Un "bon ADN" ne serait donc pas condition unique à l'éternelle jouvence : "L'essentiel des déterminants qui influent sur la durée de la vie, les assureurs les connaissent très bien", tranche Ségolène Aymé. Ce n'est pas la chance, mais "notre mode de vie". Elle rejoint en ce sens les arguments du docteur Saldmann, mais juge "délétère" la tendance qui vise à "responsabiliser les gens en leur disant que tout est possible lorsqu'on le souhaite". Et pour cause : "nous vivons dans un environnement collectif qui est le grand déterminant de notre espérance de vie".

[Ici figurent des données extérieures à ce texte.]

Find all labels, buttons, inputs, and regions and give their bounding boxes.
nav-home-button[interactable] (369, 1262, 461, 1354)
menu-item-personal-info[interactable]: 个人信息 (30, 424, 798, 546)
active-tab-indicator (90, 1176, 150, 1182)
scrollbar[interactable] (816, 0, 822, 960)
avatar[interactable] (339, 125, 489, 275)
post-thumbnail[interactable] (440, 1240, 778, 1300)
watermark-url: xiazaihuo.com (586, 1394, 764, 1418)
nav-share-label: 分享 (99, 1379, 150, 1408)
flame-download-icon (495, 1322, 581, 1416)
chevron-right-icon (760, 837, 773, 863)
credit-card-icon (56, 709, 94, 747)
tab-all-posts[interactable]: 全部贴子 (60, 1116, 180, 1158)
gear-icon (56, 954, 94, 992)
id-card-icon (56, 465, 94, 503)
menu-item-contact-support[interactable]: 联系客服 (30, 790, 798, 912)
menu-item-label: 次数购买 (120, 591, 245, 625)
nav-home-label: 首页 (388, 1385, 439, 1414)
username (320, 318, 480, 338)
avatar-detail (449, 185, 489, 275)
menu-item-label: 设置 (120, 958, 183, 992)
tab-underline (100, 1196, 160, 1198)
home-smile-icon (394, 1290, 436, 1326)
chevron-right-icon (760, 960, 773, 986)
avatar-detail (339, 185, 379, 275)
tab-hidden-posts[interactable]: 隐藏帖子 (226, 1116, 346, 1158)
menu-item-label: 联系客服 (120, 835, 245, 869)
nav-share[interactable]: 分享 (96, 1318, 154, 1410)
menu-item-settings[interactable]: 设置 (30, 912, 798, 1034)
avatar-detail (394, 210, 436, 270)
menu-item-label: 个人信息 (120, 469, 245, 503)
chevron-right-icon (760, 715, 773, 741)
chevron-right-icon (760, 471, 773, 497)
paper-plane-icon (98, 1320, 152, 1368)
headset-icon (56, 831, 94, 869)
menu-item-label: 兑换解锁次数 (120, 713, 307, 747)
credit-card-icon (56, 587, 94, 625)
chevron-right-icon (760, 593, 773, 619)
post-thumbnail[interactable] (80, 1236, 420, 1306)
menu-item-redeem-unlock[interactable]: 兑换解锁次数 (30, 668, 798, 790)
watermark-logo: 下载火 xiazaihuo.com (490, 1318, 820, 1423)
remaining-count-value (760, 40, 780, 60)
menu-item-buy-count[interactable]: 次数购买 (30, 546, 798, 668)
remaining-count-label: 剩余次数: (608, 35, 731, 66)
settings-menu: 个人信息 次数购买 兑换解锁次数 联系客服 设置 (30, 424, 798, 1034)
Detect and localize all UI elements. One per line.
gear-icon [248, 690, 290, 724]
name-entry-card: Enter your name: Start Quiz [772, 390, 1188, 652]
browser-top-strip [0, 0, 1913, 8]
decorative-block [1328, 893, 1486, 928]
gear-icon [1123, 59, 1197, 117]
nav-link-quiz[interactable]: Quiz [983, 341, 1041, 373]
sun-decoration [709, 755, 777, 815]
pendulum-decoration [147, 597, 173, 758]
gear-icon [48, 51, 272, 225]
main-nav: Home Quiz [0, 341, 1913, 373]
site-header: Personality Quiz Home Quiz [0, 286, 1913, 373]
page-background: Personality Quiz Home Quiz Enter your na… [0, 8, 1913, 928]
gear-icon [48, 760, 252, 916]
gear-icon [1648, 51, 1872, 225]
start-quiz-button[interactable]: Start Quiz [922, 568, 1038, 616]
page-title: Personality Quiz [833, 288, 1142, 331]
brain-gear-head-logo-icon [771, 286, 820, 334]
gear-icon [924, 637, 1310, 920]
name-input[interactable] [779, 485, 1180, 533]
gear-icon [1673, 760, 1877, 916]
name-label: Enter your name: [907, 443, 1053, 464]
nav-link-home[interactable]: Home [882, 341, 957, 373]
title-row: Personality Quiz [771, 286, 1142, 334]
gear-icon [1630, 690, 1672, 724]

La présence de polluants dans l'air, l'eau ou les sols sont indépendants de notre volonté, et il s'avère presque impossible de s'en prémunir. "Vous verrez que si vous faites du yoga tous les jours, vivez sainement et mangez bio, cela ne vous empêchera pas en cas de contrôle sanguin de retrouver dans votre corps 200 produits qui n'ont rien à y faire…" L'espérance de vie peut également changer de manière directe en fonction des événements extérieurs : "Quand le bloc soviétique est tombé, elle a baissé de manière très nette pour les Russes."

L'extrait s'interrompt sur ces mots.